The spectacular implosion of Silicon Valley Bank (SVB) and mounting troubles for Credit Suisse, among contagion fears spreading to other parts of the Global Financial System, marks a new and dangerous phase of weird uncertainty and extreme volatility, which I compare to the fictional Alice in Wonderland saga, where she goes down the proverbial rabbit hole of “unreality”.
While fingers are being pointed at the Federal Reserve and the regulators for SVB’s collapse, one has to remember that the era of “easy money” is over. Skyrocketing inflation is “forcing” the hands of Central Bankers worldwide, leaving them with no choice but to raise interest rates. This creates a vicious “doom loop” of banks and other financial entities seeing their net worth evaporate, making them borrow more to make up for their lossses.
However hard the “men or women in charge” try, the reality is an “unreal” outcome where social media driven “bank runs” and “induced panic” by vested interests stoke volatility. For instance, this was the case with SVB as well, with the “alleged” role of Peter Thiel and other “insiders” being talked about. Moreover, SVB’s “rapid” descent into the black hole is also the first “real” financial crisis of the Digital Age.
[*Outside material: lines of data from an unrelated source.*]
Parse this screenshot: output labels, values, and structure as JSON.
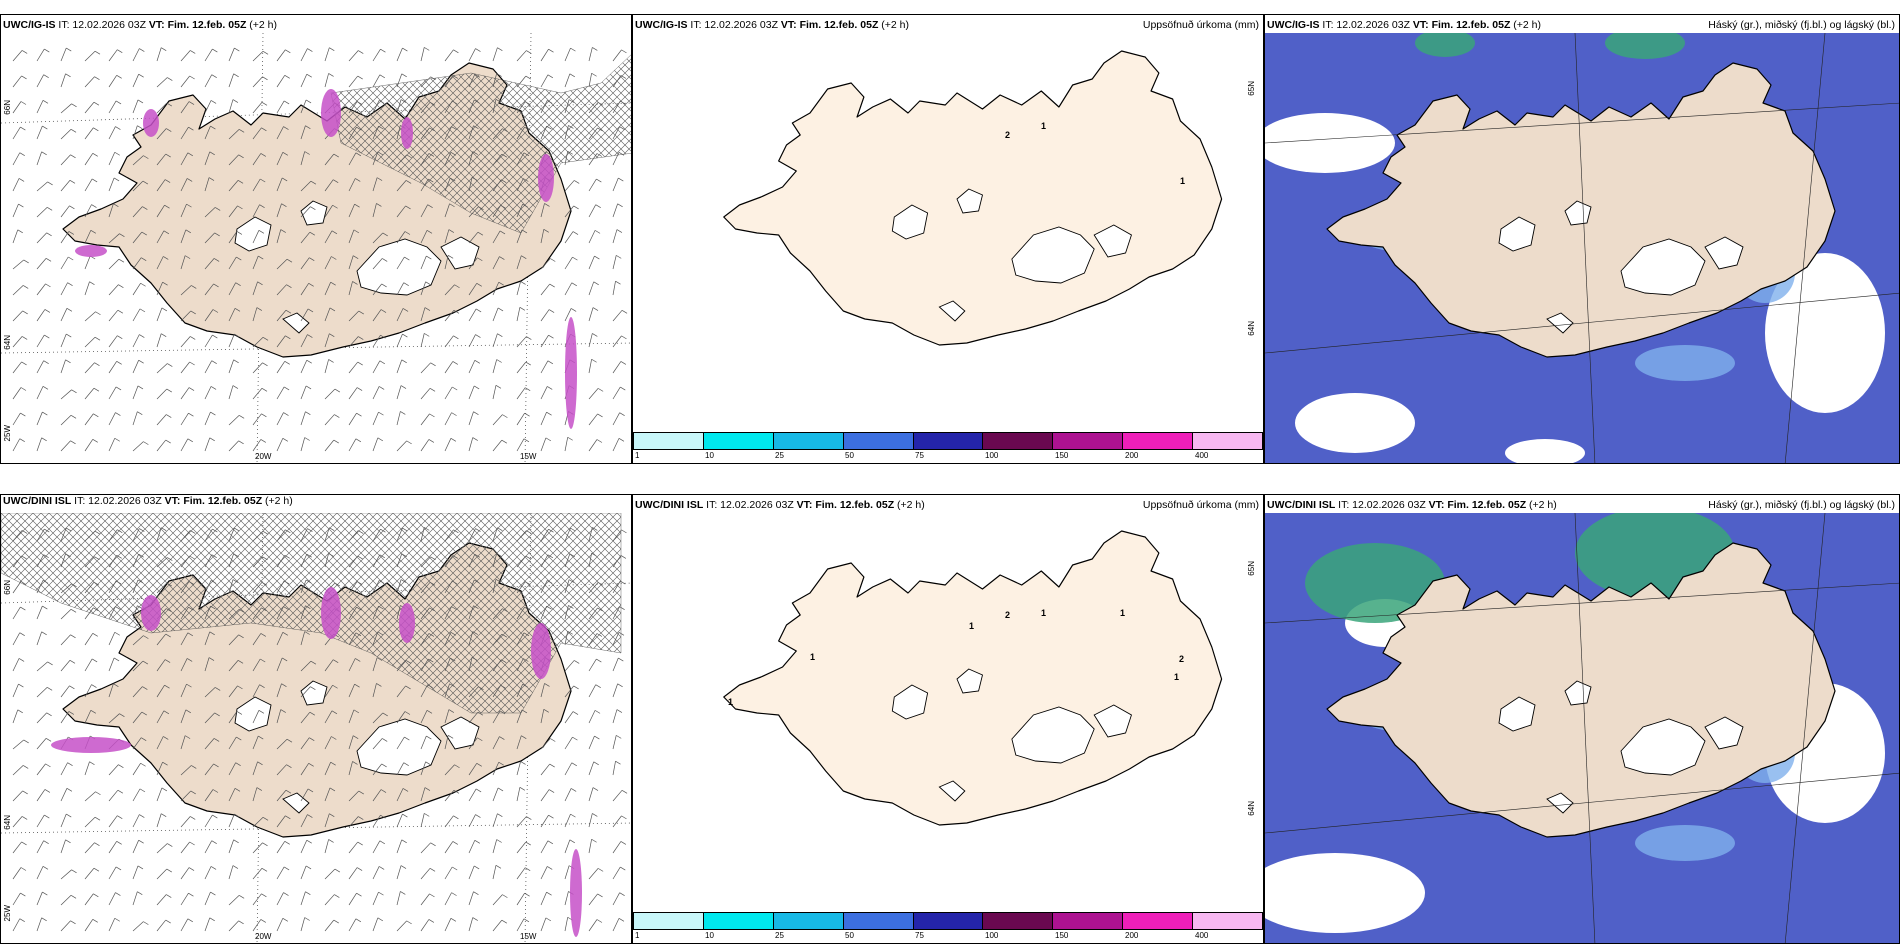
{
  "rows": [
    {
      "wind": {
        "header_model": "UWC/IG-IS",
        "header_it": "IT: 12.02.2026 03Z",
        "header_vt": "VT: Fim. 12.feb. 05Z",
        "header_lead": "(+2 h)",
        "lat_labels": [
          "66N",
          "64N",
          "25W"
        ],
        "lon_labels": [
          "20W",
          "15W"
        ]
      },
      "precip": {
        "header_model": "UWC/IG-IS",
        "header_it": "IT: 12.02.2026 03Z",
        "header_vt": "VT: Fim. 12.feb. 05Z",
        "header_lead": "(+2 h)",
        "title_right": "Uppsöfnuð úrkoma (mm)",
        "lat_labels": [
          "65N",
          "64N"
        ],
        "point_values": [
          "2",
          "1",
          "1"
        ]
      },
      "cloud": {
        "header_model": "UWC/IG-IS",
        "header_it": "IT: 12.02.2026 03Z",
        "header_vt": "VT: Fim. 12.feb. 05Z",
        "header_lead": "(+2 h)",
        "title_right": "Háský (gr.), miðský (fj.bl.) og lágský (bl.)"
      }
    },
    {
      "wind": {
        "header_model": "UWC/DINI ISL",
        "header_it": "IT: 12.02.2026 03Z",
        "header_vt": "VT: Fim. 12.feb. 05Z",
        "header_lead": "(+2 h)",
        "lat_labels": [
          "66N",
          "64N",
          "25W"
        ],
        "lon_labels": [
          "20W",
          "15W"
        ]
      },
      "precip": {
        "header_model": "UWC/DINI ISL",
        "header_it": "IT: 12.02.2026 03Z",
        "header_vt": "VT: Fim. 12.feb. 05Z",
        "header_lead": "(+2 h)",
        "title_right": "Uppsöfnuð úrkoma (mm)",
        "lat_labels": [
          "65N",
          "64N"
        ],
        "point_values": [
          "2",
          "1",
          "1",
          "1",
          "2",
          "1",
          "1",
          "1"
        ]
      },
      "cloud": {
        "header_model": "UWC/DINI ISL",
        "header_it": "IT: 12.02.2026 03Z",
        "header_vt": "VT: Fim. 12.feb. 05Z",
        "header_lead": "(+2 h)",
        "title_right": "Háský (gr.), miðský (fj.bl.) og lágský (bl.)"
      }
    }
  ],
  "colorbar": {
    "ticks": [
      "1",
      "10",
      "25",
      "50",
      "75",
      "100",
      "150",
      "200",
      "400"
    ],
    "colors": [
      "#c8f7fa",
      "#00e8ee",
      "#17b9e6",
      "#3c6fe0",
      "#2424aa",
      "#6a0850",
      "#ad1291",
      "#ee1fb9",
      "#f7b8f1"
    ]
  },
  "colors": {
    "land": "#eddccb",
    "land_precip": "#fdf1e3",
    "cloud_high_green": "#39a57a",
    "cloud_mid_blue": "#5060c8",
    "cloud_low_lightblue": "#7fb0ec",
    "wind_purple": "#c650c8"
  }
}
Having said that, the role of fraud and excessive risk taking is also apparent as the aspect of plain criminality, with Credit Suisse being the most prominent example. On tge the other hand, these are “too big to fail” and “too big to save” at the same time, the clear contradiction due to a “gone too far” case. The decades of money for the taking and the “double whammy” of Pandemic and Putin leaving everyone and their dog “frazzled” is adding a new dimension to the present “unreality”.
The point here is that despite the “protections” put in place after the Global Financial Crisis of 2008, it is “deja vu” again as we haven’t learnt from the “mistakes” that led to The Great Recession. Indeed, some are even calling the “growth” between 2008-15 a “fictitious” gorging on easy money and hubris. More so, the Big Tech “titans” for whom Covid represented an unprecedented opportunity to be as “unreal” as Alice with their “irrational exuberance” now leading to extreme volatility.
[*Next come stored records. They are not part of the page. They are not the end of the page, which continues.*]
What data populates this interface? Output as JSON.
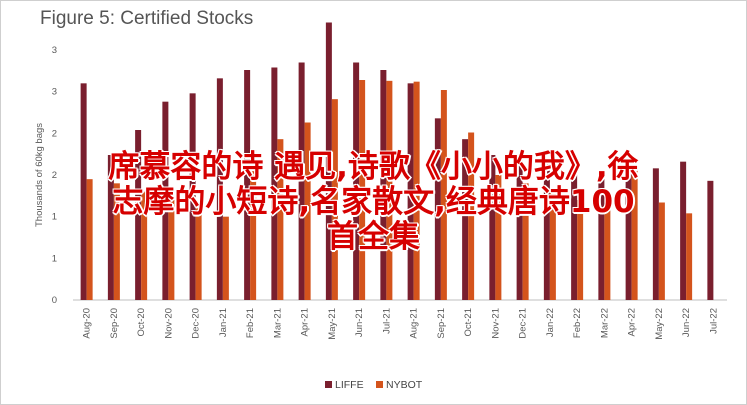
{
  "chart_data": {
    "type": "bar",
    "title": "Figure 5: Certified Stocks",
    "ylabel": "Thousands of 60kg bags",
    "ylim": [
      0,
      3
    ],
    "yticks": [
      "0",
      "1",
      "1",
      "2",
      "2",
      "3",
      "3"
    ],
    "grid": false,
    "legend_position": "bottom",
    "categories": [
      "Aug-20",
      "Sep-20",
      "Oct-20",
      "Nov-20",
      "Dec-20",
      "Jan-21",
      "Feb-21",
      "Mar-21",
      "Apr-21",
      "May-21",
      "Jun-21",
      "Jul-21",
      "Aug-21",
      "Sep-21",
      "Oct-21",
      "Nov-21",
      "Dec-21",
      "Jan-22",
      "Feb-22",
      "Mar-22",
      "Apr-22",
      "May-22",
      "Jun-22",
      "Jul-22"
    ],
    "series": [
      {
        "name": "LIFFE",
        "color": "#7a1f2e",
        "values": [
          2.6,
          1.74,
          2.04,
          2.38,
          2.48,
          2.66,
          2.76,
          2.79,
          2.85,
          3.33,
          2.85,
          2.76,
          2.6,
          2.18,
          1.93,
          1.74,
          1.72,
          1.67,
          1.56,
          1.51,
          1.55,
          1.58,
          1.66,
          1.43
        ]
      },
      {
        "name": "NYBOT",
        "color": "#d4541c",
        "values": [
          1.45,
          1.4,
          1.3,
          1.2,
          1.1,
          1.0,
          1.8,
          1.93,
          2.13,
          2.41,
          2.64,
          2.63,
          2.62,
          2.52,
          2.01,
          1.5,
          1.4,
          1.3,
          1.2,
          1.1,
          1.55,
          1.17,
          1.04,
          null
        ]
      }
    ]
  },
  "overlay": {
    "line1": "席慕容的诗 遇见,诗歌《小小的我》,徐",
    "line2": "志摩的小短诗,名家散文,经典唐诗100",
    "line3": "首全集"
  },
  "legend": {
    "items": [
      "LIFFE",
      "NYBOT"
    ]
  }
}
In short, the party is over and the music has stopped. What comes next is a “wash, rinse, repeat” cycle of the aforementioned too big to fail financial entities becoming too big to save, and in an Orwellian twist, being “saved” in the nick of time, without the word “bailout” being uttered in a manner of blasphemous usage. I do believe that these ‘shenanigans” would be “delaying the inevitable” as the best course of action would be to return to “sound” money as opposed to “funny” money, as has been the case since Nixon “abandoned” the Gold Standard.
Of course, as we live in the “real” world, volatility is part of the game and uncertainty is par for the course. However, where we become like Alice is when technology driven exponential acceleration meets the above, and leaves us with a Kafkaesque rabbit hole. If you don’t believe me (just like Alice found herself being made fun of), I refer you to the “abrupt” collapse and equally swift “rescue” of SVB giving us a “surreal” experience of watching a “live” performance, just that the “drama” was as unreal as any other Operaic show.
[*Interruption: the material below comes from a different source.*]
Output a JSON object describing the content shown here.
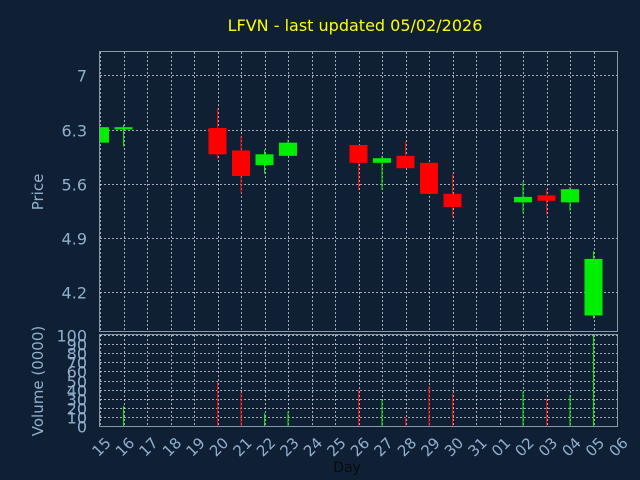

Back to reality (a term much popular in Corporate America) can happen either when Putin “ceases” or Powell “pauses” – each feeding on the other. Moreover, we now have Biden “chipping” off Xi’s strengths and so, this is yet another volatility inducing dimension. So, here we are folks! Grab some popcorn and plonk on the couches or beds, with the “unreal” reality tv show available for all to consume, thanks to 24/7 global media.